La vertigine nei confronti tanto dell’altezza quanto del vuoto; un abisso che risucchia chiunque lo fissi troppo a lungo e che ci ricorda, allo stesso tempo, la nostra natura di creature complesse e fragili. Fall, il nuovo survival movie diretto da Scott Mann, cerca di conciliare questi poli opposti, oscillano tra la riflessione più profonda sull’insondabilità dell’Io e la tensione che corre lungo gli oltre 700 m della fittizia torre radio californiana B67, la quarta torre più alta degli Stati Uniti che fa da sfondo alle vicende mostrate nel film, in uscita nelle sale dal prossimo 27 ottobre.
Dopo la morte del marito Dan durante un’arrampicata sulle Montagne Rocciose, Becky (Grace Caroline Currey) e l’amica Hunter (Virginia Gardner) decidono di scalare una torre di trasmissione alta più di 700 metri per spargere le sue ceneri dalla vetta. Ma una volta giunte in cima, si ritrovano bloccate senza alcuna possibilità di discesa. Attorno a loro c’è solo il deserto e non c’è modo di chiamare i soccorsi: a quel punto l’unica scelta è lottare per la sopravvivenza, anche se tutto è contro di loro.
Fall cerca di aggiornare, nell’epoca delle sale da riempire e del pubblico da stordire con esperienze immersive da grande schermo, un topos (e una storia) che guardano agli archetipi della scrittura della suspense, tra luoghi comuni e immagini ricorrenti pronte a disturbare la percezione degli spettatori.

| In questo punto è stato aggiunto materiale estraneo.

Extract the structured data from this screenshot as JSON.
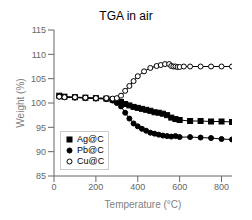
{
  "chart_data": {
    "type": "line",
    "title": "TGA in air",
    "xlabel": "Temperature (°C)",
    "ylabel": "Weight (%)",
    "xlim": [
      0,
      850
    ],
    "ylim": [
      85,
      115
    ],
    "xticks": [
      0,
      200,
      400,
      600,
      800
    ],
    "yticks": [
      85,
      90,
      95,
      100,
      105,
      110,
      115
    ],
    "grid": false,
    "legend": "lower left",
    "series": [
      {
        "name": "Ag@C",
        "color": "black",
        "marker": "square",
        "x": [
          25,
          50,
          100,
          150,
          200,
          250,
          280,
          300,
          320,
          340,
          360,
          380,
          400,
          420,
          440,
          460,
          480,
          500,
          520,
          540,
          560,
          580,
          600,
          650,
          700,
          750,
          800,
          850
        ],
        "values": [
          101.5,
          101.3,
          101.2,
          101.1,
          101.0,
          100.9,
          100.7,
          100.5,
          100.2,
          99.8,
          99.5,
          99.2,
          99.0,
          98.8,
          98.6,
          98.4,
          98.1,
          98.0,
          97.8,
          97.5,
          97.0,
          96.7,
          96.5,
          96.3,
          96.3,
          96.2,
          96.2,
          96.1
        ]
      },
      {
        "name": "Pb@C",
        "color": "black",
        "marker": "circle",
        "x": [
          25,
          50,
          100,
          150,
          200,
          250,
          280,
          300,
          320,
          340,
          360,
          380,
          400,
          420,
          440,
          460,
          480,
          500,
          520,
          540,
          560,
          580,
          600,
          650,
          700,
          750,
          800,
          850
        ],
        "values": [
          101.3,
          101.2,
          101.1,
          101.0,
          100.9,
          100.8,
          100.5,
          100.0,
          99.3,
          98.0,
          96.8,
          95.8,
          95.2,
          94.7,
          94.3,
          93.9,
          93.7,
          93.5,
          93.3,
          93.2,
          93.1,
          93.2,
          93.0,
          93.0,
          92.9,
          92.8,
          92.6,
          92.5
        ]
      },
      {
        "name": "Cu@C",
        "color": "black",
        "marker": "open_circle",
        "x": [
          25,
          50,
          100,
          150,
          200,
          250,
          280,
          300,
          320,
          340,
          360,
          380,
          400,
          430,
          460,
          490,
          510,
          530,
          550,
          560,
          570,
          580,
          590,
          600,
          620,
          650,
          700,
          750,
          800,
          850
        ],
        "values": [
          101.3,
          101.2,
          101.2,
          101.1,
          101.0,
          101.0,
          100.9,
          101.0,
          101.5,
          102.5,
          103.5,
          104.5,
          105.5,
          106.5,
          107.2,
          107.6,
          107.8,
          108.0,
          108.0,
          107.6,
          107.5,
          107.5,
          107.4,
          107.4,
          107.5,
          107.5,
          107.5,
          107.5,
          107.5,
          107.5
        ]
      }
    ]
  }
}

Dal punto di vista della regia, Mann ha dichiarato fin da subito la sua attrazione per il genere thriller, la naturale inclinazione che lo spinge tra le braccia dell’action e del survival fino a compiere la scelta di richiedere alle sue protagoniste di eseguire da sole alcuni degli stunt del film.
Ambizioni interessanti, risoluzione altalenante
Una scelta rischiosa e discutibile che riflette, però, molto bene la naturale e disinvolta sicurezza con cui l’occhio meccanico di Mann si muove tra altezze vertiginose e abissi senza fine, percorrendo l’alto e il basso da cima a fondo, attraversandolo con la lucidità di un navigato mestierante e artigiano del cinema.
Fall – dai produttori del thriller 47 Metri – è un esempio dei tempi moderni e delle riflessioni attuali sul cinema della contemporaneità: quali sono gli elementi che spingono il pubblico a tornare in sala? Cosa sta cercando quest’ultimo nel buio imperscrutabile? Forse l’ebbrezza, l’emozione di un’esperienza immersiva totalizzante e sconvolgente: la catarsi di Aristotele aggiornata ai tempi del mainstream, alla ricerca di un brivido perduto che solo il grande schermo può restituire, lontano dai piccoli schermi che popolano le nostre vite.
Ma nonostante gli intenti, la ricerca di una scrittura della suspense che strizza l’occhio al cinema action “nudo e crudo” degli anni ’90, Fall sembra non centrare in pieno l’obiettivo, rincorrendo le suggestive utopie dell’attualità, dei discorsi sull’empowerment femminile, sull’inclusività che funziona solo se supportata da una sceneggiatura impeccabile, nata con questi intenti e non contaminata, ibridata tra desideri piegati alle esigenze del mercato reale. Il film di Scott si sforza di configurarsi come un grande giocattolo metaforico, con le vicissitudini che si avvicendano sullo schermo pronte a trasformarsi nella personificazione del viaggio dell’eroe compiuto dalla protagonista Becky, vittima di un lutto, che è costretta – dagli eventi – a rielaborare le proprie ferite tragiche, crescendo ed evolvendosi in breve tempo.
Ambizioni interessanti, risoluzione altalenante: la suspense funziona pur essendo – in più di un momento – prevedibile, ma i contenuti più riflessivi pagano il pegno della banalità, del luogo comune camuffato da profondità, come se lo sguardo lanciato nell’abisso finisse per spegnersi nella totale cecità.